Forgetting to sort data: Quartiles require sorted (ascending order) data. Unsorted data produces incorrect results.
Ignoring different calculation methods: There are multiple methods (inclusive, exclusive) for quartile calculation. This calculator uses the percentile interpolation method, which is most common.
| Field | Application | Example |
|---|---|---|
| Finance | Risk assessment, portfolio analysis | Stock returns distribution |
| Healthcare | Patient data analysis, growth charts | BMI percentiles, blood pressure |
| Education | Test score analysis, grading curves | SAT score quartiles |
| Quality Control | Manufacturing tolerance checks | Defect rate monitoring |
| Research | Data cleaning, outlier detection | Experimental data validation |
Sources & Methodology: Quartile calculations follow the linear interpolation method used by Excel QUARTILE.INC function and recommended by NIST (National Institute of Standards and Technology). IQR outlier detection uses Tukey's method (1.5×IQR rule) as published in Exploratory Data Analysis (1977). This calculator is suitable for educational, research, and professional statistical analysis. Always validate results with domain expertise for critical applications.

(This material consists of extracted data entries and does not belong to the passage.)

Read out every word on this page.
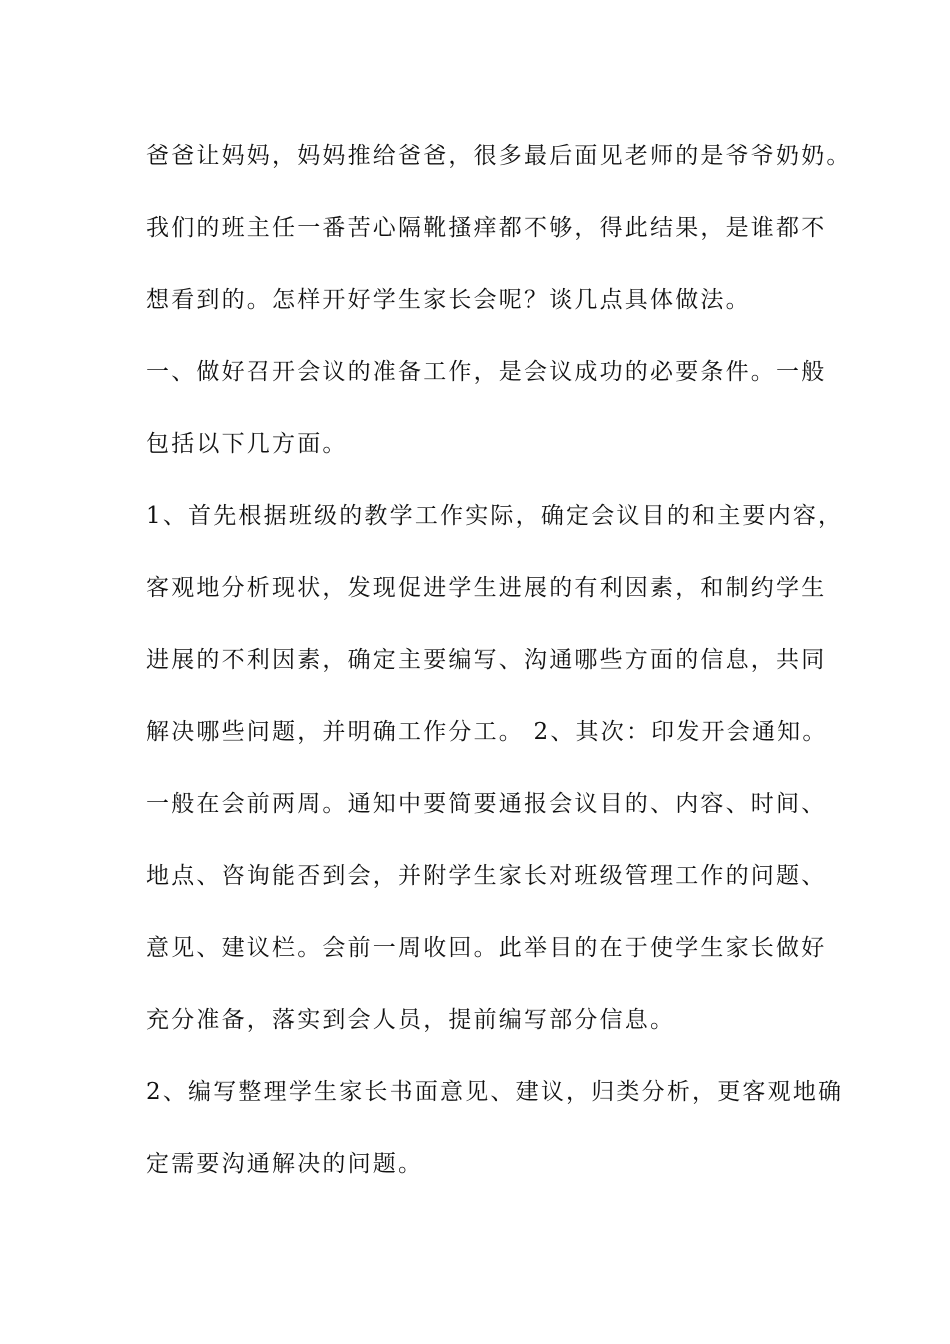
爸爸让妈妈，妈妈推给爸爸，很多最后面见老师的是爷爷奶奶。
我们的班主任一番苦心隔靴搔痒都不够，得此结果，是谁都不
想看到的。怎样开好学生家长会呢？谈几点具体做法。
一、做好召开会议的准备工作，是会议成功的必要条件。一般
包括以下几方面。
1、首先根据班级的教学工作实际，确定会议目的和主要内容，
客观地分析现状，发现促进学生进展的有利因素，和制约学生
进展的不利因素，确定主要编写、沟通哪些方面的信息，共同
解决哪些问题，并明确工作分工。 2、其次：印发开会通知。
一般在会前两周。通知中要简要通报会议目的、内容、时间、
地点、咨询能否到会，并附学生家长对班级管理工作的问题、
意见、建议栏。会前一周收回。此举目的在于使学生家长做好
充分准备，落实到会人员，提前编写部分信息。
2、编写整理学生家长书面意见、建议，归类分析，更客观地确
定需要沟通解决的问题。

Quartiles are values that divide a sorted data set into four equal parts, each containing 25% of the data. To calculate quartiles: (1) Sort your data in ascending order, (2) Find Q2 (the median) which splits data in half, (3) Q1 is the median of the lower half (25th percentile), (4) Q3 is the median of the upper half (75th percentile). For example, with data {2, 4, 6, 8, 10, 12, 14, 16}: Q2=9, Q1=5, Q3=13. The interquartile range (IQR = Q3 - Q1) measures spread of the middle 50% of your data.

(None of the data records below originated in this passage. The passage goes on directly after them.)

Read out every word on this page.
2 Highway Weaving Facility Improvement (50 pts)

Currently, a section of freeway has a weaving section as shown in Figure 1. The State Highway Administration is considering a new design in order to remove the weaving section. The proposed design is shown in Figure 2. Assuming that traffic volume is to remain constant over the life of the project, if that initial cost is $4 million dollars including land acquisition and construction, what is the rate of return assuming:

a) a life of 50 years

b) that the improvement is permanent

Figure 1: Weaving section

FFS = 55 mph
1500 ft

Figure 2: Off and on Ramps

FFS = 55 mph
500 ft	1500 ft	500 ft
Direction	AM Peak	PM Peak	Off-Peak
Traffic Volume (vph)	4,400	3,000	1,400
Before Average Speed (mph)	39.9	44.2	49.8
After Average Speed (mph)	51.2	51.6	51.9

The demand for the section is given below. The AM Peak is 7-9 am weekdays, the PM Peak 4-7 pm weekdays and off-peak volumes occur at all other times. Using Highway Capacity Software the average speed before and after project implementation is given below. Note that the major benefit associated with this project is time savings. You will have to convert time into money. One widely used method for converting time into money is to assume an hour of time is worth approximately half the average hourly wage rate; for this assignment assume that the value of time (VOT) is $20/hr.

Quartiles are specific percentiles that divide data into 4 parts: Q1 = 25th percentile (25% below), Q2 = 50th percentile (median), Q3 = 75th percentile (75% below). Percentiles divide data into 100 equal parts, offering finer granularity. While quartiles provide a quick snapshot of data distribution (used in box plots), percentiles are used when more precision is needed—like standardized test scores (90th percentile), growth charts (pediatric measurements), or income distributions. Every quartile is a percentile, but not every percentile is a quartile.

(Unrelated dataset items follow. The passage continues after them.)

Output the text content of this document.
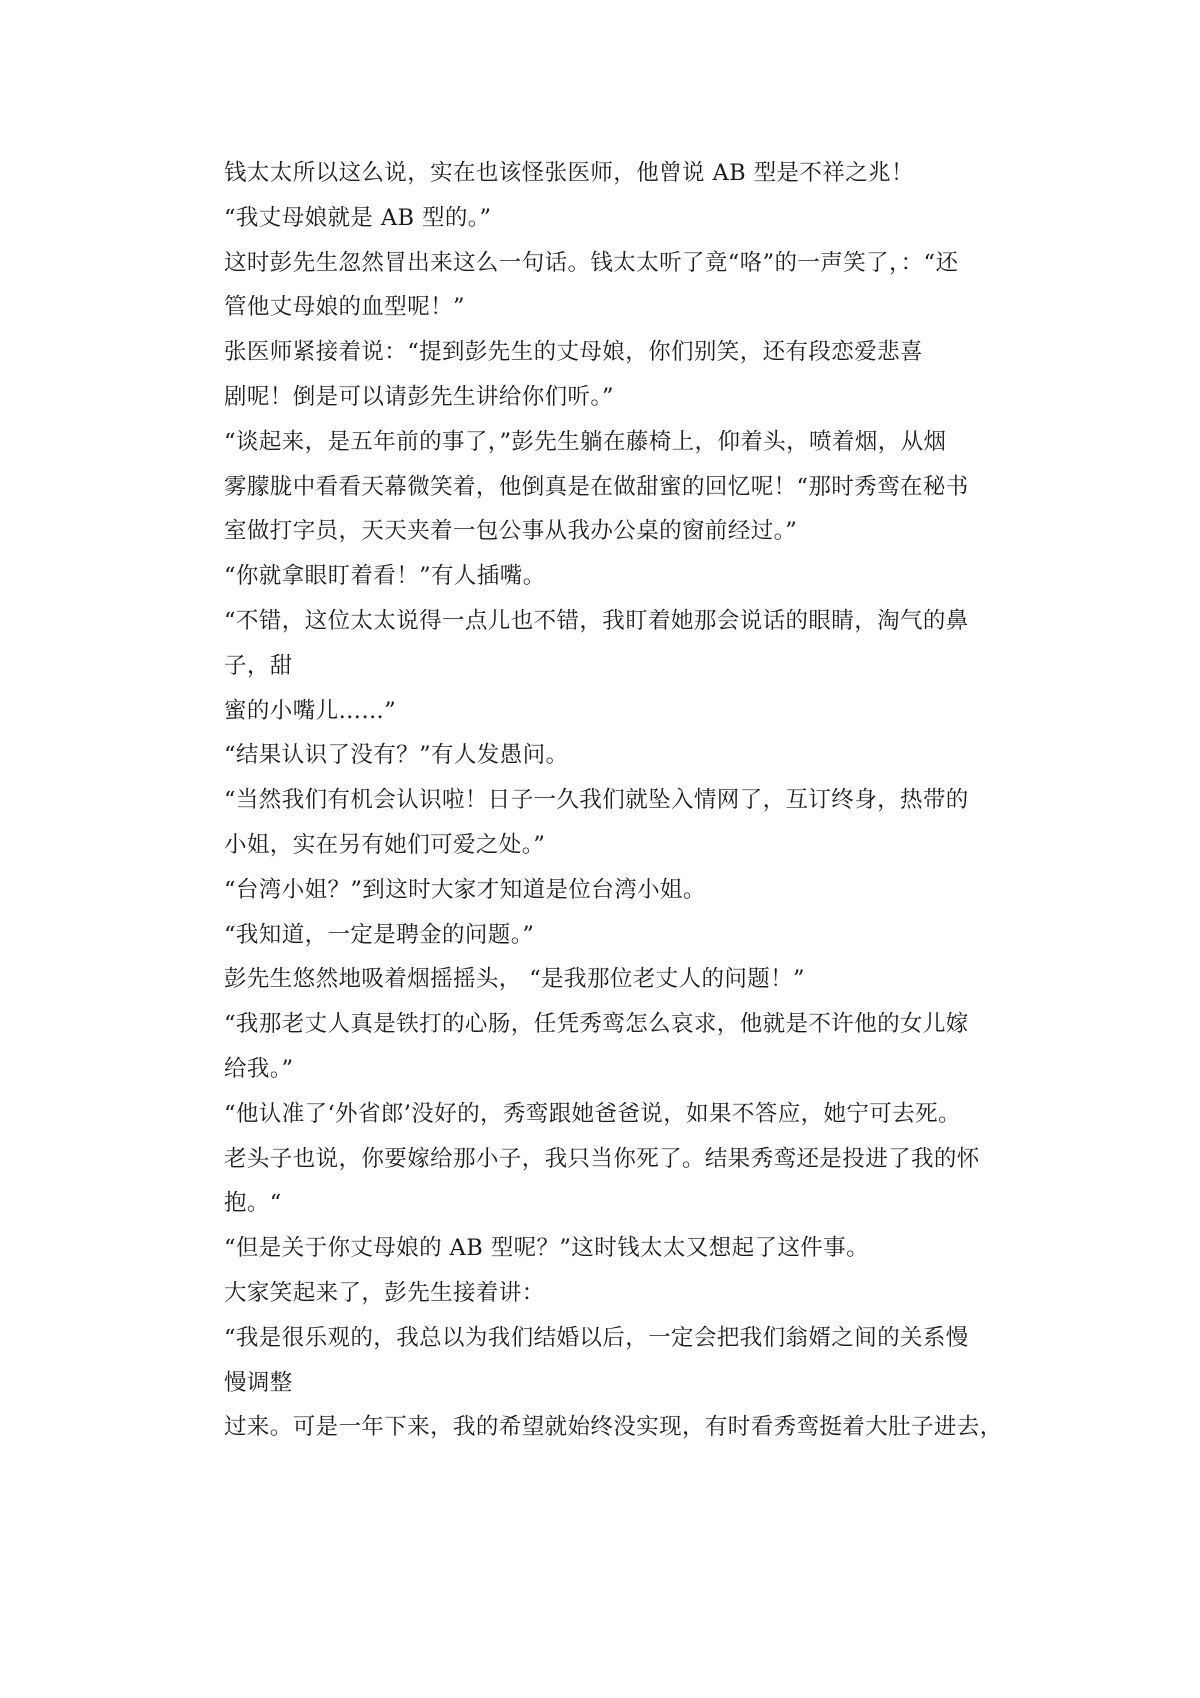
钱太太所以这么说，实在也该怪张医师，他曾说 AB 型是不祥之兆！
“我丈母娘就是 AB 型的。”
这时彭先生忽然冒出来这么一句话。钱太太听了竟“咯”的一声笑了，：“还
管他丈母娘的血型呢！”
张医师紧接着说：“提到彭先生的丈母娘，你们别笑，还有段恋爱悲喜
剧呢！倒是可以请彭先生讲给你们听。”
“谈起来，是五年前的事了，”彭先生躺在藤椅上，仰着头，喷着烟，从烟
雾朦胧中看看天幕微笑着，他倒真是在做甜蜜的回忆呢！“那时秀鸾在秘书
室做打字员，天天夹着一包公事从我办公桌的窗前经过。”
“你就拿眼盯着看！”有人插嘴。
“不错，这位太太说得一点儿也不错，我盯着她那会说话的眼睛，淘气的鼻
子，甜
蜜的小嘴儿……”
“结果认识了没有？”有人发愚问。
“当然我们有机会认识啦！日子一久我们就坠入情网了，互订终身，热带的
小姐，实在另有她们可爱之处。”
“台湾小姐？”到这时大家才知道是位台湾小姐。
“我知道，一定是聘金的问题。”
彭先生悠然地吸着烟摇摇头， “是我那位老丈人的问题！”
“我那老丈人真是铁打的心肠，任凭秀鸾怎么哀求，他就是不许他的女儿嫁
给我。”
“他认准了‘外省郎’没好的，秀鸾跟她爸爸说，如果不答应，她宁可去死。
老头子也说，你要嫁给那小子，我只当你死了。结果秀鸾还是投进了我的怀
抱。“
“但是关于你丈母娘的 AB 型呢？”这时钱太太又想起了这件事。
大家笑起来了，彭先生接着讲：
“我是很乐观的，我总以为我们结婚以后，一定会把我们翁婿之间的关系慢
慢调整
过来。可是一年下来，我的希望就始终没实现，有时看秀鸾挺着大肚子进去，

The IQR method is the most common technique for outlier detection using quartiles. Calculate: IQR = Q3 - Q1, then find outlier boundaries: Lower bound = Q1 - 1.5 × IQR, Upper bound = Q3 + 1.5 × IQR. Any value below the lower bound or above the upper bound is considered an outlier. For extreme outliers, use 3 × IQR instead of 1.5 × IQR. Example: If Q1=20, Q3=40, then IQR=20. Lower bound = 20 - 30 = -10, Upper bound = 40 + 30 = 70. Values below -10 or above 70 are outliers. This method is robust because it uses the median-based IQR rather than the mean, which is sensitive to extreme values.